In order to compensate for the increased biomass with each meal, specialist herbivores eat more meals on average. They have to consume less with each meal in order to avoid absorbing too much of the PSM. However, it’s not enough to consume less with each meal it also means waiting an appropriate amount of time before eating again. This means that the animal will not eat again until the blood plasma concentrations of the PSM decrease enough to allow digestion of more of the plant material. This allows the animal more food intake for biomass without experiencing physiological damage. So how does this apply to the earlier statement “Koalas just get high all day long?”

Essentially, specialist herbivores such as koalas are required to conform to these digestive strategies in order to allow consumption of plant material such as Eucalyptus as their primary food stuff. However, koalas face a problem of digesting this plant material while avoiding toxicosis. Though they may have to spend more energy metabolizing their food and create enzymes that can detoxify the toxic compounds found within the leaves of the eucalyptus plant, they save a lot of energy not needing to forage or monopolize and compete for a general food stuff. Instead they can spend most of their days grazin on eucalyptus leaves all day long. Because what’s more awesome than being able to sit around all day eating food that no one else can eat?

References

Torregrossa, A., M. Denise. 2009. Nutritional toxicology of mammals: regulated intake of plant secondary compounds. Functional Ecology 23: 48-56.

Sorensen, J., J. McLister, M. Dearing. 2005. Novel plant secondary metabolites impact dietary specialists more than generalists (Neotoma spp.). Ecology 86: 140-154.

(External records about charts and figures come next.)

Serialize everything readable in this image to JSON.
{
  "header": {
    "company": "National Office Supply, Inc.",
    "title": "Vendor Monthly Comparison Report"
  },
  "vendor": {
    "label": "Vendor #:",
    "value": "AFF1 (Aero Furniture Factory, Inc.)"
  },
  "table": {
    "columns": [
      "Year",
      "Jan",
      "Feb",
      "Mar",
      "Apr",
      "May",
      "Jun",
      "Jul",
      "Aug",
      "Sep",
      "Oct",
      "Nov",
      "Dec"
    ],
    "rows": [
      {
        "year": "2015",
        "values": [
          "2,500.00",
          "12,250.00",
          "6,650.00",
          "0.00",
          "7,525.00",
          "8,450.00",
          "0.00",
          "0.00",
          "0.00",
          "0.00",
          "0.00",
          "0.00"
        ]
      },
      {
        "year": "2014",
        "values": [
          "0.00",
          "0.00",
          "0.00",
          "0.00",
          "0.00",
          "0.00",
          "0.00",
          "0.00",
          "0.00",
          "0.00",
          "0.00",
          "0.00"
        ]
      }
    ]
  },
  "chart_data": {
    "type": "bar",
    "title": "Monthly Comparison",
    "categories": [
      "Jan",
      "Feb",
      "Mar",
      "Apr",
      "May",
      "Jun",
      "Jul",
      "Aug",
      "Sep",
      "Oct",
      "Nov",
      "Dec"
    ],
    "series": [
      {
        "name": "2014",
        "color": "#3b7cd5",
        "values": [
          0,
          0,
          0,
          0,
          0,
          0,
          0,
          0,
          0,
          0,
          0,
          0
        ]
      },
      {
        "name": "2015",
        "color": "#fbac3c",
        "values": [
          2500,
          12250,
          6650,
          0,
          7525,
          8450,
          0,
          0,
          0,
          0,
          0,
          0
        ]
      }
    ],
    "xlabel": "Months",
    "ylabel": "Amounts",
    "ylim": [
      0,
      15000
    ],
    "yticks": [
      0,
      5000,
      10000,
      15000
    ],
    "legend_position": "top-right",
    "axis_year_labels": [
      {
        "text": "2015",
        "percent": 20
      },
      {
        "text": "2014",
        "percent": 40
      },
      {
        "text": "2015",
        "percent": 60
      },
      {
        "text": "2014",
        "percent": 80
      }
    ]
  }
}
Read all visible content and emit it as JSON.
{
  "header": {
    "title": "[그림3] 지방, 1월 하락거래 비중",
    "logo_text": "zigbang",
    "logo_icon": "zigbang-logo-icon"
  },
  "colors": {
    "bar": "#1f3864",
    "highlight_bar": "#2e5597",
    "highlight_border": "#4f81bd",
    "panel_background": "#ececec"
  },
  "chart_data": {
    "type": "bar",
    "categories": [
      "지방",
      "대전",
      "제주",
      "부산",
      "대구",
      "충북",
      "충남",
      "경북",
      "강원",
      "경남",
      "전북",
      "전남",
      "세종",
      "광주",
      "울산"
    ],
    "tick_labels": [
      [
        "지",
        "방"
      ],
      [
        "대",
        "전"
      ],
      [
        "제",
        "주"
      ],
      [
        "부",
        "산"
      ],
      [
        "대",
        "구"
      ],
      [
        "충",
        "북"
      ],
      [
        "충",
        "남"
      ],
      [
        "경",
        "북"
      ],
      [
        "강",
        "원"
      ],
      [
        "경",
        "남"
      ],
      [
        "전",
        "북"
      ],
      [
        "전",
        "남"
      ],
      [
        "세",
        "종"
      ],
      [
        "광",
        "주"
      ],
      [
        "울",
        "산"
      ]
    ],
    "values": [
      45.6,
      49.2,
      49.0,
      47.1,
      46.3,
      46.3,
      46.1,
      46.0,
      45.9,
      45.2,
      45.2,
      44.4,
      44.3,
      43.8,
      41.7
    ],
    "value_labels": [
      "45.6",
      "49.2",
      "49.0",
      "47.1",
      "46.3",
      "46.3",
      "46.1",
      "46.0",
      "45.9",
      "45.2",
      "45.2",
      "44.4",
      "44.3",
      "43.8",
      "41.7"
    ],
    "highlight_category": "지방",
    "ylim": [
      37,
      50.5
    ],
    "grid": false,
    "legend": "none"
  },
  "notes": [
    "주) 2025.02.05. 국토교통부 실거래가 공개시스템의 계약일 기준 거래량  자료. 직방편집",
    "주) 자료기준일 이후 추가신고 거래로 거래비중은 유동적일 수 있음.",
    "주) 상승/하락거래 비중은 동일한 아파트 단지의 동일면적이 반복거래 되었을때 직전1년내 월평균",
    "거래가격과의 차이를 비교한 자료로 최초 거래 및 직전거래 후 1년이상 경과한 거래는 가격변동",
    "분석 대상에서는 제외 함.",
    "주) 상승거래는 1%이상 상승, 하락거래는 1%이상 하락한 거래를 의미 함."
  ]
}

Foley, W., B. Moore. 2005. Plant secondary metabolites and vertebrate herbivores- from physiological regulation to ecosystem function. Current opinion in Plant Biology 8: 430-435.

Cork, S.J., I.D. Hume, T. J. Dawson. 1983. Digestion and Metabolism of a natural foliar diet (Eucalyptus punctate) by an arboreal marsuipial, the koala (Phascolarctos cinereus). Journal of Comparative Physiology 153: 181-190.